This post was originally published on the Leading EDJE website in April 2019.
I recently attended the Google Cloud Next '19 conference in San Francisco, thanks to my generous Leading EDJE training budget. I went because I wanted to learn more about Google Cloud Platform as most of my cloud experience has been with AWS. I've been to Amazon's re:Invent conference a couple of times and thought it would be interesting to compare the conferences and the platforms.
Conference Experience
There's no doubt that part of the conference experience is the city where the conference is located, and walking through the Las Vegas casinos (many times) is an integral part of re:Invent. As re:Invent expands to more locations getting around has become a real problem. Google Cloud Next took place at the Moscone center in downtown San Francisco with a few other venues close by, making the conference seem smaller and more compact, even with nearly 30,000 attendees.
While Google Cloud Next is a shorter conference (3 days instead of 5), the format of both conferences is similar with a combination of keynotes, sessions and workshops, with a giant expo from vendors.
My biggest disappointment with Google Cloud Next was the lackluster keynotes. The main reason (for me at least) to attend keynotes is the expectation that there will be big announcements. Two of the three keynotes did contain announcements (the developer keynote did not), but they were lacking in build up and technical details, and I would have been better informed by reading the Google Cloud blog from my hotel room. There was none of the excitement and technical insight that the re:Invent keynotes contain.
I did find the sessions I attended very informative, especially with my limited GCP experience. I selected a few introductory sessions to give a grounding in the services available, but largely stuck with higher level technical sessions.

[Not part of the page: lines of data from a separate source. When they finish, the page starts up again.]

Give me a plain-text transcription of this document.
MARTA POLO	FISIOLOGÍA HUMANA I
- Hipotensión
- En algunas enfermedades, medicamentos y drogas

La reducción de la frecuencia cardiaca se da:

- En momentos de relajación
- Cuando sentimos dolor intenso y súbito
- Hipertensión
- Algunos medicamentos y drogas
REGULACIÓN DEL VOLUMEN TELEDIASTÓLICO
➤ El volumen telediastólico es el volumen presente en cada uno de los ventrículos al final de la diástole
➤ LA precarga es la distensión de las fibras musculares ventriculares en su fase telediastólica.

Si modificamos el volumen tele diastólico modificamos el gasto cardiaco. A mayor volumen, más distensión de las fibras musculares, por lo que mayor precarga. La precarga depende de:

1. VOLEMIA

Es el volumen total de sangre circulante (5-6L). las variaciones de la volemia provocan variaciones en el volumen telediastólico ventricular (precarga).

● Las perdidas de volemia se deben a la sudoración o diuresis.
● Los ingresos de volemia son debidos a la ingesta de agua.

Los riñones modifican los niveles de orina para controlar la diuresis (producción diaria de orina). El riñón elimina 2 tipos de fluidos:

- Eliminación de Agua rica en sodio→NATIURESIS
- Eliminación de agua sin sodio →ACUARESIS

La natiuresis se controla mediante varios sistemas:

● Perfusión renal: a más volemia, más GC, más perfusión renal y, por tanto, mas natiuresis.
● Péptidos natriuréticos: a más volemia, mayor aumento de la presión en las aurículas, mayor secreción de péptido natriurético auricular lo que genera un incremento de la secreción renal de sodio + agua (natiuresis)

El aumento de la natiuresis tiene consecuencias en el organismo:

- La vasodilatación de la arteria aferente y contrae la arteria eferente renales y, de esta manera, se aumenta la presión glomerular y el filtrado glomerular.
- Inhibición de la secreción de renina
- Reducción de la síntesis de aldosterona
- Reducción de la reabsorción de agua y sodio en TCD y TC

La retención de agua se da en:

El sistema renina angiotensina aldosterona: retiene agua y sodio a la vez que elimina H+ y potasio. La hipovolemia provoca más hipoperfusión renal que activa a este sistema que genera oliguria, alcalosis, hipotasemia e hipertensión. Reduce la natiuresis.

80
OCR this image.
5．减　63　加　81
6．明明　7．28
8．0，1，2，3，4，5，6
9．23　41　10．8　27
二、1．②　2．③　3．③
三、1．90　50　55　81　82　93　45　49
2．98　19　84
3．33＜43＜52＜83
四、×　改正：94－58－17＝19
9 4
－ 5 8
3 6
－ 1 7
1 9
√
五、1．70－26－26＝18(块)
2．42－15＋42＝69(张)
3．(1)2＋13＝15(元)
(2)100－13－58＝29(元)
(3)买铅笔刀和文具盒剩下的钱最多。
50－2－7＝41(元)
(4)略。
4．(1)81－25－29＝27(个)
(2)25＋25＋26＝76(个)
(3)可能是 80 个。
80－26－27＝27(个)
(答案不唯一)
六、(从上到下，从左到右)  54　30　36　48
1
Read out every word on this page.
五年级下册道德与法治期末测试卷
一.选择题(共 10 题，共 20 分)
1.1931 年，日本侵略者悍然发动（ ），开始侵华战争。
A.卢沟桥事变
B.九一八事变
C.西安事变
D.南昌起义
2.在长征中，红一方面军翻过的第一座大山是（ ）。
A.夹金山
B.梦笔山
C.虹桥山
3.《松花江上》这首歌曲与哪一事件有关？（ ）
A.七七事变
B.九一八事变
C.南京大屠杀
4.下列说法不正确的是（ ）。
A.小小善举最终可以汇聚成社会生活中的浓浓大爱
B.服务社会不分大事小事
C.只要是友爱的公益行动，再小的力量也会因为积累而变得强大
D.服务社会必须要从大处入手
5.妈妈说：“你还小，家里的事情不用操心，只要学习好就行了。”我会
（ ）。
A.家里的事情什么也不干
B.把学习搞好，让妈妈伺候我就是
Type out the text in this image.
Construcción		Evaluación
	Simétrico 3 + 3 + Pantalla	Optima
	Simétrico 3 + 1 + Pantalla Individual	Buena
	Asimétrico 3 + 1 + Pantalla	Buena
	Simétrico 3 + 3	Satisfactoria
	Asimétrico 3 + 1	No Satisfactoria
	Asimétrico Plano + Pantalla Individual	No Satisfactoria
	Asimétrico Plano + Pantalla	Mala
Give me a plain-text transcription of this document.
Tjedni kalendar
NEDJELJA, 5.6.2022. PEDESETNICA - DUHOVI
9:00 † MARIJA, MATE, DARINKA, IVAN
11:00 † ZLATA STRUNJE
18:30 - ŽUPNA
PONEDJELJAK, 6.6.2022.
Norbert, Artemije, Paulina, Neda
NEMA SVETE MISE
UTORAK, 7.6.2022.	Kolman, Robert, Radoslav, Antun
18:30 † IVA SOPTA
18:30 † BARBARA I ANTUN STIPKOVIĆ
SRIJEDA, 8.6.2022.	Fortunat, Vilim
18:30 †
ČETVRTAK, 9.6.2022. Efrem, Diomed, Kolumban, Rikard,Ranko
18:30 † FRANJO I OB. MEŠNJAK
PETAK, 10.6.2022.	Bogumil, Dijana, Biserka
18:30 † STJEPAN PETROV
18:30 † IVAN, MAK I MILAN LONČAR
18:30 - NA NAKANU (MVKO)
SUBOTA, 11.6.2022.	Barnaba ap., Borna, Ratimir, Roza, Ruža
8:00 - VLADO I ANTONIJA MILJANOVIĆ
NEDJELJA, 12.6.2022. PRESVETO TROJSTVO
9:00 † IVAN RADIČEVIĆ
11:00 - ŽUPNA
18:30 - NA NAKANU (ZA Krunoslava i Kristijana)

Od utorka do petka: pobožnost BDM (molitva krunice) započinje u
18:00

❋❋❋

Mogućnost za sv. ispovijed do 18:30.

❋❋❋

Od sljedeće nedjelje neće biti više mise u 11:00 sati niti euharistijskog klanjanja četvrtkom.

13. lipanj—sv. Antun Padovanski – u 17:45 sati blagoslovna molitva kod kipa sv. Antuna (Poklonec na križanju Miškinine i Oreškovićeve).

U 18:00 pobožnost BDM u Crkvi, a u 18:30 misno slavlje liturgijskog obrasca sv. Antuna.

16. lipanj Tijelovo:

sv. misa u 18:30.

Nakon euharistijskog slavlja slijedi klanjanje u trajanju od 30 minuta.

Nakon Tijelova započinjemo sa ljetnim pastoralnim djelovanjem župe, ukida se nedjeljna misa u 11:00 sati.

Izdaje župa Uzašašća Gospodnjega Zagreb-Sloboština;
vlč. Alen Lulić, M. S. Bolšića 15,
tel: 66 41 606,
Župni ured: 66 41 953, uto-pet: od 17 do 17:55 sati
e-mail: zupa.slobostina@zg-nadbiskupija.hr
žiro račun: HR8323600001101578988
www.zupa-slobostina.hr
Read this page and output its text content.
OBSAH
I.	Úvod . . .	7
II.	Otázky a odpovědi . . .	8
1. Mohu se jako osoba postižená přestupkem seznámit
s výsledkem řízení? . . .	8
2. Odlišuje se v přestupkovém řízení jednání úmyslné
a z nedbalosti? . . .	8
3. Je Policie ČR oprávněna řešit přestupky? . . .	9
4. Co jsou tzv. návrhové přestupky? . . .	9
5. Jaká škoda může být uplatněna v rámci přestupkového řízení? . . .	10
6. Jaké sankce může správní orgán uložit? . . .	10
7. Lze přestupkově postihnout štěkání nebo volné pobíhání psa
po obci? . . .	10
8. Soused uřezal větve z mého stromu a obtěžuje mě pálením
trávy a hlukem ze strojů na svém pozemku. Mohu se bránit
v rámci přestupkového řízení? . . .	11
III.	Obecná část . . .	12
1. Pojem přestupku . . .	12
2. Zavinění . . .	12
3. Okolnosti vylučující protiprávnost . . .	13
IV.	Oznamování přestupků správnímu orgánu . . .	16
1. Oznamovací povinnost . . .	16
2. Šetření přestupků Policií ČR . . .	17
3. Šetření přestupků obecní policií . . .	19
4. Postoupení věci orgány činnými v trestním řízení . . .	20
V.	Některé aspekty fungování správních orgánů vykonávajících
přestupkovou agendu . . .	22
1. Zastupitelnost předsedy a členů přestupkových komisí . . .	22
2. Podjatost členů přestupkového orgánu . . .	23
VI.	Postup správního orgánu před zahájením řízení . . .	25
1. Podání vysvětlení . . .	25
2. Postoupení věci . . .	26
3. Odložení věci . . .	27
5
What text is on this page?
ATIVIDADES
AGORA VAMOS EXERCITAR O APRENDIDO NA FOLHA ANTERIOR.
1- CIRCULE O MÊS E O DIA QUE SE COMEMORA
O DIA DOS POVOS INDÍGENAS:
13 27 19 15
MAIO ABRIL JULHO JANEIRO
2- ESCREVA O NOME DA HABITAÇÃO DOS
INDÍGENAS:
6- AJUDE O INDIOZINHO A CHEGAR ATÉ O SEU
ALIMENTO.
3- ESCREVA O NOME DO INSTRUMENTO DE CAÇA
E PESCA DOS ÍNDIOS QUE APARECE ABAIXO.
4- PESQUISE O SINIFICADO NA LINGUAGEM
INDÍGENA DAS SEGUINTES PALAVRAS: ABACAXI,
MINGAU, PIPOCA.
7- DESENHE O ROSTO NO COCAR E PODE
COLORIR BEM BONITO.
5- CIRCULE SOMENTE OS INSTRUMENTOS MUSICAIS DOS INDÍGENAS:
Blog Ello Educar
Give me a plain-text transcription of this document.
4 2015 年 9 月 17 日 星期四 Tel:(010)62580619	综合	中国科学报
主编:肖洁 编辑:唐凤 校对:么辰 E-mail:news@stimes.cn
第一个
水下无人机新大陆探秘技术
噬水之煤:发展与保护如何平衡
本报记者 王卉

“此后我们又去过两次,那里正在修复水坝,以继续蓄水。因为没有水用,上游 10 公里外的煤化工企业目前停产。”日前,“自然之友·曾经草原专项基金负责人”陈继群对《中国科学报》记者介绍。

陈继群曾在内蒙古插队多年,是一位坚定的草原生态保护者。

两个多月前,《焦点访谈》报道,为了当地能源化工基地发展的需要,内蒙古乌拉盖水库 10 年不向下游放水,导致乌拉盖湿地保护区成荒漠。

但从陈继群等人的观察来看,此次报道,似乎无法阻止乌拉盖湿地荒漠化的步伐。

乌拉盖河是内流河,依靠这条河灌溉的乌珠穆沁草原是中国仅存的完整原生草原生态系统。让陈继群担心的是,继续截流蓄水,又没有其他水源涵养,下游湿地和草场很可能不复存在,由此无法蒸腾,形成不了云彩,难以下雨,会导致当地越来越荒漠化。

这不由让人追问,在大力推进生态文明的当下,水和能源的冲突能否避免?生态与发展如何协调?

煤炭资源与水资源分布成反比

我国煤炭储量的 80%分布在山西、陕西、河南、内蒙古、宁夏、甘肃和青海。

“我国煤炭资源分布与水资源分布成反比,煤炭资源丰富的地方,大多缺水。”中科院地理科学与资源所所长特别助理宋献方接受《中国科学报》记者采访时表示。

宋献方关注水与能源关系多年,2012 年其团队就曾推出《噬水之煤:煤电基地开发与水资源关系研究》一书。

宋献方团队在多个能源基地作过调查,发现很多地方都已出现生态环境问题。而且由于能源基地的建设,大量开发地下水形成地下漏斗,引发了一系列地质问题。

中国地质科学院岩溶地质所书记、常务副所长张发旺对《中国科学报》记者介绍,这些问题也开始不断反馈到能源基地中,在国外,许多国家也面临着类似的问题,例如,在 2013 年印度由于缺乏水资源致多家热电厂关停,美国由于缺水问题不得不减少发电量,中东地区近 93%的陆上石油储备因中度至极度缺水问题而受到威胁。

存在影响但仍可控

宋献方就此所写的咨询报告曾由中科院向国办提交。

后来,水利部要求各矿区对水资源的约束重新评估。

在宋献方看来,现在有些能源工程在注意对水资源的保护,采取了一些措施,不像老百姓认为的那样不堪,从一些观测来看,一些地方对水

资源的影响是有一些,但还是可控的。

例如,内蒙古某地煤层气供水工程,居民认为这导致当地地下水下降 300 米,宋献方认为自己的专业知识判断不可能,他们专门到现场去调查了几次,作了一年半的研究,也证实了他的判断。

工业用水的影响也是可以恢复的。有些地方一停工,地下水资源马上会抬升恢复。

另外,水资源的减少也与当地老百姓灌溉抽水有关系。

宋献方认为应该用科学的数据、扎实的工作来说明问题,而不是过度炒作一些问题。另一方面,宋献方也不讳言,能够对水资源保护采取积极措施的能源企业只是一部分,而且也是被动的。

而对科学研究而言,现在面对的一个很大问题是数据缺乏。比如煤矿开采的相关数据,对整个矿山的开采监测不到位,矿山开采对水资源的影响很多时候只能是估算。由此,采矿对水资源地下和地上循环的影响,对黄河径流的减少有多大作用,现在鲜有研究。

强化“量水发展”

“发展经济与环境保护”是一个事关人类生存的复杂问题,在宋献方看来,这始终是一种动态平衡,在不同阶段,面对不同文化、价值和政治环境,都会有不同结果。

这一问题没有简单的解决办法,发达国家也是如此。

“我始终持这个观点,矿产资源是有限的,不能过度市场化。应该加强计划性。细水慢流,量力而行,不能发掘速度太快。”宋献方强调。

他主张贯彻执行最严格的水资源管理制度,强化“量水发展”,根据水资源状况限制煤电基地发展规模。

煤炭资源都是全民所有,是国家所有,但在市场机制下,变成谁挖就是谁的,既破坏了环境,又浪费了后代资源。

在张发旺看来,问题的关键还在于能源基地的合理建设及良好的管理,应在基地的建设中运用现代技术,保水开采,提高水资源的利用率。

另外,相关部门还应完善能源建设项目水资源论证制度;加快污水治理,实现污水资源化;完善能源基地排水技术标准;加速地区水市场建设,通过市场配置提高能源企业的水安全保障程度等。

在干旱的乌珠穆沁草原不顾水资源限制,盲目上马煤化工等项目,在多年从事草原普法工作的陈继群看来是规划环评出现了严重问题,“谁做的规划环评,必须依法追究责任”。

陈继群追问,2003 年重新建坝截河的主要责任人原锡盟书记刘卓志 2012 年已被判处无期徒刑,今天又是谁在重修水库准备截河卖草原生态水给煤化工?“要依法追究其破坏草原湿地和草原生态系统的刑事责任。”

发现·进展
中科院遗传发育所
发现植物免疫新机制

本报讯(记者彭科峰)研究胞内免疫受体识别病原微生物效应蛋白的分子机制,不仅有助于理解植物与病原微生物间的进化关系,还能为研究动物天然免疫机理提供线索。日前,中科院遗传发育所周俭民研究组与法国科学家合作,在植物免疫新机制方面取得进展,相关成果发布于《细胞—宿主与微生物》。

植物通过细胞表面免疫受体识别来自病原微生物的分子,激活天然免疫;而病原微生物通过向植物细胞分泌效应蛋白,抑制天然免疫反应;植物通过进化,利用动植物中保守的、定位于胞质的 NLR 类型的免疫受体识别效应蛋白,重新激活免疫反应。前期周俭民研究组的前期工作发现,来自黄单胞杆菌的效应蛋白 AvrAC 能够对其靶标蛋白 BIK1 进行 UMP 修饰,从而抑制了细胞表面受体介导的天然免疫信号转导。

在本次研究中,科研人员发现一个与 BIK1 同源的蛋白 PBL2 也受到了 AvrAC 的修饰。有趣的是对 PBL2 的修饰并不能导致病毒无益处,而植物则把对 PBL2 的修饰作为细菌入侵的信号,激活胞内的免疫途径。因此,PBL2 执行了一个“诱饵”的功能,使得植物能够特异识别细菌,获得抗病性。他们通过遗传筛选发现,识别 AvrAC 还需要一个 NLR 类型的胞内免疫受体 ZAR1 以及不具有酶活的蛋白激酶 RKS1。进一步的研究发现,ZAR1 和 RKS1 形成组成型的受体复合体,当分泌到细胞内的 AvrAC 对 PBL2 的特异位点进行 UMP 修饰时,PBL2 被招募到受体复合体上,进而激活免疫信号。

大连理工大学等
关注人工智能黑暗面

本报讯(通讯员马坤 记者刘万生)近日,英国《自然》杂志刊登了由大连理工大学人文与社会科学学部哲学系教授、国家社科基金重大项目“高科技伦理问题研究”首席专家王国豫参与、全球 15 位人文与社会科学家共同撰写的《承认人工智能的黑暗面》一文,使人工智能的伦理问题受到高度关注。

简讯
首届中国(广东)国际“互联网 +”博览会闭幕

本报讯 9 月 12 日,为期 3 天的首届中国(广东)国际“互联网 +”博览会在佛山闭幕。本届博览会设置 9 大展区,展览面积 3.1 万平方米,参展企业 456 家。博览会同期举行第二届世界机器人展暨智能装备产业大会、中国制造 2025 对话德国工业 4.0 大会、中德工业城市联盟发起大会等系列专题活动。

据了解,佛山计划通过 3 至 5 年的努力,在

The expo area was open all three days most of the day, unlike re:Invent where it seemed to be closed more often than not. As well as vendors, there were displays from Google, and a large labs area where I did some late night Qwiklab labs and took part in the "Cloud Hero" competition.
Announcements
From Google's perspective I think that Anthos was the biggest announcement, but with pricing starting at $10,000/month it's a little hard for me to get excited about. The idea of a consistent control plane and APIs for Kubernetes regardless of where it's hosted is interesting and may eventually be transformative, but the announcement and documentation are currently light on technical details, especially around how they plan to support other cloud platforms. I also listened to a podcast about the Anthos Migrate service that will transform VMs into containers and all I got out of it is that it uses "streaming" to migrate.
I was much more excited by Cloud Run that provides serverless deployment of containers based upon the open source Knative runtime. I'm pretty sure this didn't get announced at the keynote, but the sessions afterwards expected us to be aware of it. The big differences between Cloud Run and other function based serverless cloud functions (e.g. Google Cloud Functions and AWS Lambda) are the ability to provide a full container, and the concurrency model that allows for multiple requests to the same instance. The demonstrations showed fast startups (which I've confirmed myself) and rapid scaling under load. Scaling is based upon Knative's throughput model rather than the less useful CPU based scaling typically used in Kubernetes.
The announcement of managed Microsoft SQL Server and Active Directory seems to indicate that Google has become more serious about attracting enterprises to their cloud platform.
Google also announced an interesting partnership model with a number of open source providers including Elastic, MongoDB and Redis Labs. You'll be able to provision services from these partners from within GCP with a consistent interface, unified billing and initial support from Google. This compares to the AWS model of taking and hosting open source projects and sometimes forking them (e.g. ElasticSearch).
There were a lot of other announcements, and I encourage you to look through the full list.
Platform
So based upon all this new information I've absorbed, what are my impressions of the Google Cloud Platform?
- More of a focus on global and multi-region services than AWS - for example global load balancers and VPCs, but this seems to address the compute side of things more than data.
- The strongest Kubernetes implementation (unsurprisingly) and a range of services that build upon this ecosystem.
- The Cloud Shell (which Azure also has, but AWS lacks) is very useful.
- Managed SQL Server and Active Directory shows a new focus on enterprise migrations that was perhaps lacking before.
- Interesting machine learning integrations into other services for data analysis.
- A much smaller selection of services than AWS, but perhaps enough for most projects.
Without actually using GCP for a real project I reserve the right to change my mind, but I'd welcome the opportunity to kick the tires.